Paris - AFP
A proposed pipeline from Canada to the United States may result in much higher greenhouse gas emissions than previously calculated as it could fuel greater oil consumption through higher production and lower prices, a study said Sunday.
Researchers from the Stockholm Environment Institute used a mathematical model to estimate the Keystone XL pipeline's potential for atmospheric pollution.
Unlike calculations by the US State Department, they took into account a possible consumption rise in line with production, the pair wrote in the journal Nature Climate Change.
It was not clear, though, what the production increase was likely to be.
Using basic supply-and-demand economic principles and assuming a rise in production, the team calculated the pipeline would yield greenhouse gas emissions of 100-110 million tonnes of carbon dioxide equivalent (MtCO2e) per year -- "four times the upper State Department estimate" of 27.4 MtCO2e, they said.
The Keystone XL project to carry oil sands crude from Canada to refineries along the US Gulf Coast, has pitted environmental groups against the oil industry, which argues it will bring much-needed jobs and help fulfil the US goal of energy self-sufficiency.

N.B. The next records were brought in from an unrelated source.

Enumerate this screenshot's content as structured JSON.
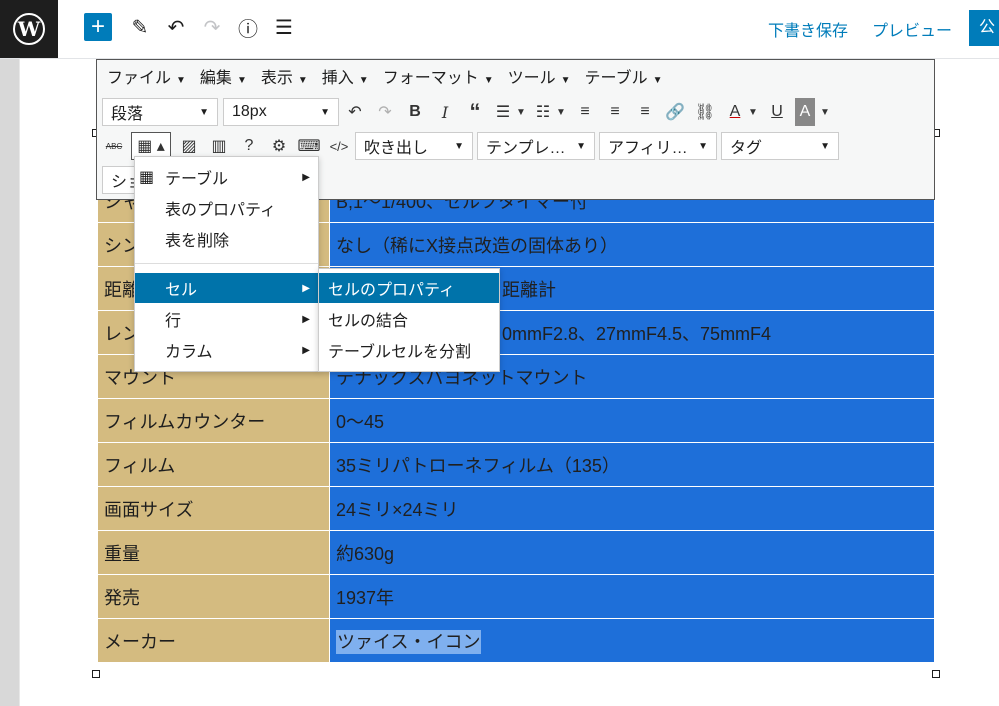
{
  "topbar": {
    "save_draft": "下書き保存",
    "preview": "プレビュー",
    "publish": "公"
  },
  "menubar": [
    {
      "label": "ファイル"
    },
    {
      "label": "編集"
    },
    {
      "label": "表示"
    },
    {
      "label": "挿入"
    },
    {
      "label": "フォーマット"
    },
    {
      "label": "ツール"
    },
    {
      "label": "テーブル"
    }
  ],
  "toolbar": {
    "format_select": "段落",
    "size_select": "18px",
    "balloon_select": "吹き出し",
    "template_select": "テンプレ…",
    "affiliate_select": "アフィリ…",
    "tag_select": "タグ",
    "short_select": "ショ"
  },
  "table_menu": {
    "items": [
      "テーブル",
      "表のプロパティ",
      "表を削除",
      "セル",
      "行",
      "カラム"
    ]
  },
  "cell_submenu": {
    "items": [
      "セルのプロパティ",
      "セルの結合",
      "テーブルセルを分割"
    ]
  },
  "table": {
    "rows": [
      {
        "key": "シャ",
        "value": "B,1～1/400、セルフタイマー付"
      },
      {
        "key": "シン",
        "value": "なし（稀にX接点改造の固体あり）"
      },
      {
        "key": "距離",
        "value": "距離計"
      },
      {
        "key": "レン",
        "value": "0mmF2.8、27mmF4.5、75mmF4"
      },
      {
        "key": "マウント",
        "value": "テナックスバヨネットマウント"
      },
      {
        "key": "フィルムカウンター",
        "value": "0～45"
      },
      {
        "key": "フィルム",
        "value": "35ミリパトローネフィルム（135）"
      },
      {
        "key": "画面サイズ",
        "value": "24ミリ×24ミリ"
      },
      {
        "key": "重量",
        "value": "約630g"
      },
      {
        "key": "発売",
        "value": "1937年"
      },
      {
        "key": "メーカー",
        "value": "ツァイス・イコン"
      }
    ]
  },
  "colors": {
    "accent": "#007cba",
    "key_cell": "#d4bb80",
    "value_cell": "#1e6fd9",
    "menu_highlight": "#0073aa"
  }
}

US President Barack Obama has said the pipeline could only be approved if it "does not significantly exacerbate the problem of carbon pollution".
The research team said that for every barrel of increased production, global oil consumption would increase by 0.6 barrels "owing to the incremental decrease in global oil prices".

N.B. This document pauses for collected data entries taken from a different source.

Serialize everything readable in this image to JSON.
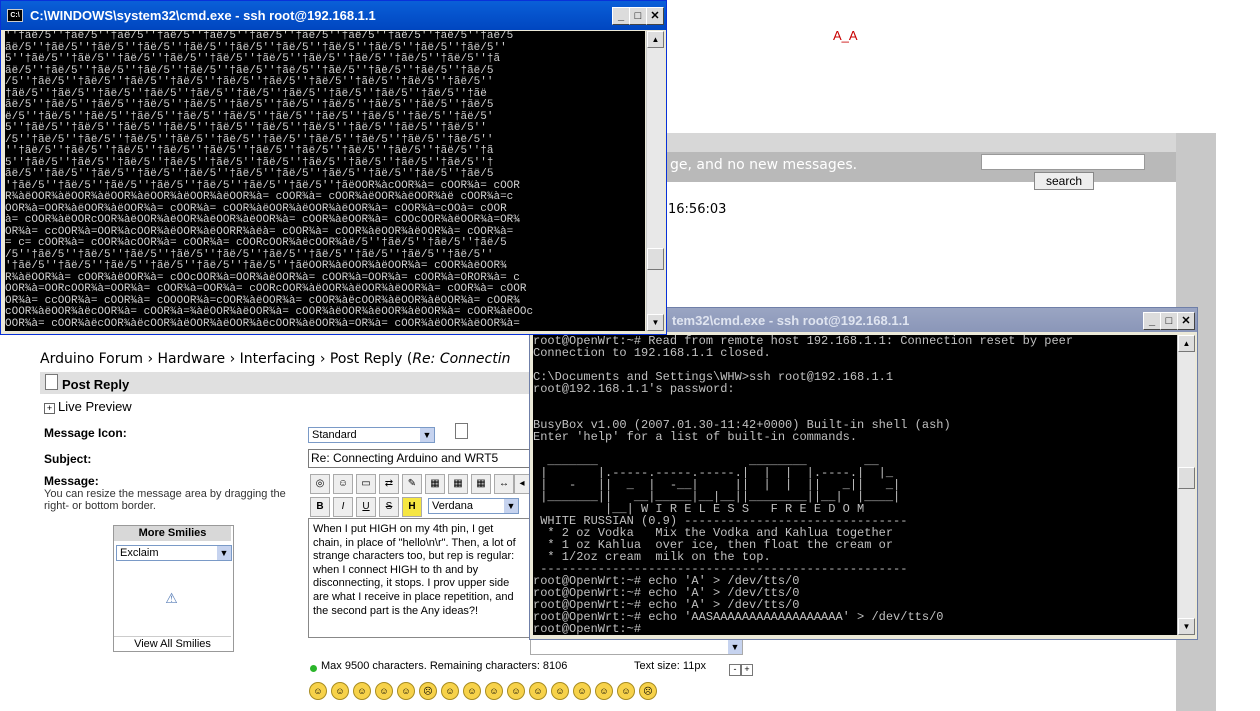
{
  "annotation": {
    "text": "A_A",
    "color": "#c80000"
  },
  "forum": {
    "header_message": "ge, and no new messages.",
    "search_label": "search",
    "time": "16:56:03",
    "breadcrumb": [
      "Arduino Forum",
      "Hardware",
      "Interfacing",
      "Post Reply"
    ],
    "breadcrumb_sep": "›",
    "breadcrumb_tail_prefix": "(",
    "breadcrumb_tail": "Re: Connectin",
    "post_reply_title": "Post Reply",
    "live_preview": "Live Preview",
    "message_icon_label": "Message Icon:",
    "message_icon_value": "Standard",
    "subject_label": "Subject:",
    "subject_value": "Re: Connecting Arduino and WRT5",
    "message_label": "Message:",
    "message_hint": "You can resize the message area by dragging the right- or bottom border.",
    "font_value": "Verdana",
    "message_body": "When I put HIGH on my 4th pin, I get chain, in place of \"hello\\n\\r\". Then, a lot of strange characters too, but rep is regular: when I connect HIGH to th and by disconnecting, it stops. I prov upper side are what I receive in place repetition, and the second part is the Any ideas?!",
    "smilies_title": "More Smilies",
    "smilies_select": "Exclaim",
    "view_all_smilies": "View All Smilies",
    "chars_info": "Max 9500 characters. Remaining characters: 8106",
    "text_size": "Text size: 11px",
    "text_size_minus": "-",
    "text_size_plus": "+",
    "toolbar_labels": {
      "bold": "B",
      "italic": "I",
      "underline": "U",
      "strike": "S",
      "highlight": "H"
    },
    "smiley_faces": [
      "☺",
      "☺",
      "☺",
      "☺",
      "☺",
      "☹",
      "☺",
      "☺",
      "☺",
      "☺",
      "☺",
      "☺",
      "☺",
      "☺",
      "☺",
      "☹"
    ]
  },
  "window1": {
    "title": "C:\\WINDOWS\\system32\\cmd.exe - ssh root@192.168.1.1",
    "lines": [
      "''†ãë/5''†ãë/5''†ãë/5''†ãë/5''†ãë/5''†ãë/5''†ãë/5''†ãë/5''†ãë/5''†ãë/5''†ãë/5",
      "ãë/5''†ãë/5''†ãë/5''†ãë/5''†ãë/5''†ãë/5''†ãë/5''†ãë/5''†ãë/5''†ãë/5''†ãë/5''",
      "5''†ãë/5''†ãë/5''†ãë/5''†ãë/5''†ãë/5''†ãë/5''†ãë/5''†ãë/5''†ãë/5''†ãë/5''†ã",
      "ãë/5''†ãë/5''†ãë/5''†ãë/5''†ãë/5''†ãë/5''†ãë/5''†ãë/5''†ãë/5''†ãë/5''†ãë/5",
      "/5''†ãë/5''†ãë/5''†ãë/5''†ãë/5''†ãë/5''†ãë/5''†ãë/5''†ãë/5''†ãë/5''†ãë/5''",
      "†ãë/5''†ãë/5''†ãë/5''†ãë/5''†ãë/5''†ãë/5''†ãë/5''†ãë/5''†ãë/5''†ãë/5''†ãë",
      "ãë/5''†ãë/5''†ãë/5''†ãë/5''†ãë/5''†ãë/5''†ãë/5''†ãë/5''†ãë/5''†ãë/5''†ãë/5",
      "ë/5''†ãë/5''†ãë/5''†ãë/5''†ãë/5''†ãë/5''†ãë/5''†ãë/5''†ãë/5''†ãë/5''†ãë/5'",
      "5''†ãë/5''†ãë/5''†ãë/5''†ãë/5''†ãë/5''†ãë/5''†ãë/5''†ãë/5''†ãë/5''†ãë/5''",
      "/5''†ãë/5''†ãë/5''†ãë/5''†ãë/5''†ãë/5''†ãë/5''†ãë/5''†ãë/5''†ãë/5''†ãë/5''",
      "''†ãë/5''†ãë/5''†ãë/5''†ãë/5''†ãë/5''†ãë/5''†ãë/5''†ãë/5''†ãë/5''†ãë/5''†ã",
      "5''†ãë/5''†ãë/5''†ãë/5''†ãë/5''†ãë/5''†ãë/5''†ãë/5''†ãë/5''†ãë/5''†ãë/5''†",
      "ãë/5''†ãë/5''†ãë/5''†ãë/5''†ãë/5''†ãë/5''†ãë/5''†ãë/5''†ãë/5''†ãë/5''†ãë/5",
      "'†ãë/5''†ãë/5''†ãë/5''†ãë/5''†ãë/5''†ãë/5''†ãë/5''†ãëOOR¾àcOOR¾à= cOOR¾à= cOOR",
      "R¾àëOOR¾àëOOR¾àëOOR¾àëOOR¾àëOOR¾àëOOR¾à= cOOR¾à= cOOR¾àëOOR¾àëOOR¾àë cOOR¾à=c",
      "OOR¾à=OOR¾àëOOR¾àëOOR¾à= cOOR¾à= cOOR¾àëOOR¾àëOOR¾àëOOR¾à= cOOR¾à=cOOà= cOOR",
      "à= cOOR¾àëOORcOOR¾àëOOR¾àëOOR¾àëOOR¾àëOOR¾à= cOOR¾àëOOR¾à= cOOcOOR¾àëOOR¾à=OR¾",
      "OR¾à= ccOOR¾à=OOR¾àcOOR¾àëOOR¾àëOORR¾àëà= cOOR¾à= cOOR¾àëOOR¾àëOOR¾à= cOOR¾à=",
      "= c= cOOR¾à= cOOR¾àcOOR¾à= cOOR¾à= cOORcOOR¾àëcOOR¾àë/5''†ãë/5''†ãë/5''†ãë/5",
      "/5''†ãë/5''†ãë/5''†ãë/5''†ãë/5''†ãë/5''†ãë/5''†ãë/5''†ãë/5''†ãë/5''†ãë/5''",
      "'†ãë/5''†ãë/5''†ãë/5''†ãë/5''†ãë/5''†ãë/5''†ãëOOR¾àëOOR¾àëOOR¾à= cOOR¾àëOOR¾",
      "R¾àëOOR¾à= cOOR¾àëOOR¾à= cOOcOOR¾à=OOR¾àëOOR¾à= cOOR¾à=OOR¾à= cOOR¾à=OROR¾à= c",
      "OOR¾à=OORcOOR¾à=OOR¾à= cOOR¾à=OOR¾à= cOORcOOR¾àëOOR¾àëOOR¾àëOOR¾à= cOOR¾à= cOOR",
      "OR¾à= ccOOR¾à= cOOR¾à= cOOOOR¾à=cOOR¾àëOOR¾à= cOOR¾àëcOOR¾àëOOR¾àëOOR¾à= cOOR¾",
      "cOOR¾àëOOR¾àëcOOR¾à= cOOR¾à=¾àëOOR¾àëOOR¾à= cOOR¾àëOOR¾àëOOR¾àëOOR¾à= cOOR¾àëOOc",
      "OOR¾à= cOOR¾àëcOOR¾àëcOOR¾àëOOR¾àëOOR¾àëcOOR¾àëOOR¾à=OR¾à= cOOR¾àëOOR¾àëOOR¾à="
    ]
  },
  "window2": {
    "title": "tem32\\cmd.exe - ssh root@192.168.1.1",
    "lines": [
      "root@OpenWrt:~# Read from remote host 192.168.1.1: Connection reset by peer",
      "Connection to 192.168.1.1 closed.",
      "",
      "C:\\Documents and Settings\\WHW>ssh root@192.168.1.1",
      "root@192.168.1.1's password:",
      "",
      "",
      "BusyBox v1.00 (2007.01.30-11:42+0000) Built-in shell (ash)",
      "Enter 'help' for a list of built-in commands.",
      "",
      "  _______                     ________        __",
      " |       |.-----.-----.-----.|  |  |  |.----.|  |_",
      " |   -   ||  _  |  -__|     ||  |  |  ||   _||   _|",
      " |_______||   __|_____|__|__||________||__|  |____|",
      "          |__| W I R E L E S S   F R E E D O M",
      " WHITE RUSSIAN (0.9) -------------------------------",
      "  * 2 oz Vodka   Mix the Vodka and Kahlua together",
      "  * 1 oz Kahlua  over ice, then float the cream or",
      "  * 1/2oz cream  milk on the top.",
      " ---------------------------------------------------",
      "root@OpenWrt:~# echo 'A' > /dev/tts/0",
      "root@OpenWrt:~# echo 'A' > /dev/tts/0",
      "root@OpenWrt:~# echo 'A' > /dev/tts/0",
      "root@OpenWrt:~# echo 'AASAAAAAAAAAAAAAAAAAA' > /dev/tts/0",
      "root@OpenWrt:~#"
    ]
  },
  "window_buttons": {
    "minimize": "_",
    "maximize": "□",
    "close": "✕"
  },
  "scroll_arrows": {
    "up": "▲",
    "down": "▼"
  },
  "colors": {
    "titlebar_active": "#0054e3",
    "titlebar_inactive": "#8a96b8",
    "console_bg": "#000000",
    "console_fg": "#c0c0c0"
  }
}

This, in turn, would pump out more Earth-warming carbon dioxide emissions -- estimated at about 36 billion tonnes for 2013.
"Our simple model shows that, to the extent that Keystone XL leads to greater oil sands production, the pipeline's effect on oil prices could substantially increase its total GHG (greenhouse gas) impact," wrote the study authors.
"The State Department's assessment has overlooked the pipeline's potentially most significant GHG impact: increasing oil consumption as the result of increasing supplies and lowering prices."